The Oberlin Jazz Studies Department is held in such high regard that in 2005, Cleveland businessman and Oberlin alumnus Stewart Kohl and his wife, Donna, committed a $5 million gift to Oberlin that will support the construction of the Bertram and Judith Kohl Building, the new home of Oberlin jazz studies. The gift is believed to be the largest ever given specifically for the support of jazz education at a college in the United States. Not long after the Kohl gift was announced, Oberlin received the largest donation in its history from the Kulas Foundation in support of the building project.

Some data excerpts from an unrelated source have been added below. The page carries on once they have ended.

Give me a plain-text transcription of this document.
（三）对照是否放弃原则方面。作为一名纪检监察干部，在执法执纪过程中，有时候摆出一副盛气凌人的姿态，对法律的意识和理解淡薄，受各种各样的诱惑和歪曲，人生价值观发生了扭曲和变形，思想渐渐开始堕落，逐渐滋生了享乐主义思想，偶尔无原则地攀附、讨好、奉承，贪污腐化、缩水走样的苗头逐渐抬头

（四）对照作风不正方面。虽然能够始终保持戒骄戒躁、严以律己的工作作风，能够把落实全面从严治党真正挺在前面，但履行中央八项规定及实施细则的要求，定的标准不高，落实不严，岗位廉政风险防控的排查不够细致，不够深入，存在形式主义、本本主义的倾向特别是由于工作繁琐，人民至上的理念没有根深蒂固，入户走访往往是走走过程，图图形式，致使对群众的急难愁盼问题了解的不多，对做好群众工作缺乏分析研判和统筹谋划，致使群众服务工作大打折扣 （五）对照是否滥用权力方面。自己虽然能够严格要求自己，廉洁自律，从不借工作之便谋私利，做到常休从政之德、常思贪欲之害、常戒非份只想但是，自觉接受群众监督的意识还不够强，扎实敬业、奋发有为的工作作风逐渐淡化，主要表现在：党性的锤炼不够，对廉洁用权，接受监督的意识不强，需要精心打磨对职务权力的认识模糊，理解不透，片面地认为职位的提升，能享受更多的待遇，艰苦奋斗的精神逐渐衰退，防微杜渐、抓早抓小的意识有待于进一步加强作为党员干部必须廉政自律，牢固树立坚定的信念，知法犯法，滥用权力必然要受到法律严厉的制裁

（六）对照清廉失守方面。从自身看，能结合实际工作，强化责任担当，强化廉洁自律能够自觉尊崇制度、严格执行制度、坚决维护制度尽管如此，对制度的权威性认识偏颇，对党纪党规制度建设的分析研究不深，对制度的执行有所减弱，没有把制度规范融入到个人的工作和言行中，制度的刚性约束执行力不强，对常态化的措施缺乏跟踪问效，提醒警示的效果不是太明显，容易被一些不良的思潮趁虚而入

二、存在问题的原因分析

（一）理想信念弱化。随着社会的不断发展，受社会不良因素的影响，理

The Oberlin Conservatory of Music, founded in 1865 and situated amid the intellectual vitality of Oberlin College since 1867, is the oldest continuously operating conservatory in the United States. Renowned internationally as a professional music school of the highest caliber and called a “national treasure” by the Washington Post, its alumni have gone on to illustrious careers in all aspects of the serious music world.
Numerous Oberlin alumni have achieved success in the jazz idiom, among them keyboardist Ted Baker; pianist and composer Stanley Cowell; bassist, composer, and arranger Leon Lee Dorsey (producer of this album); pianist, arranger, and producer Allen Farnham; flutist Paul Horn; bassist Ben Jaffe; composer and pianist Jon Jang; writer, composer, and saxophonist James McBride; and trumpeter, trombonist, and composer Michael Mossman, among many others.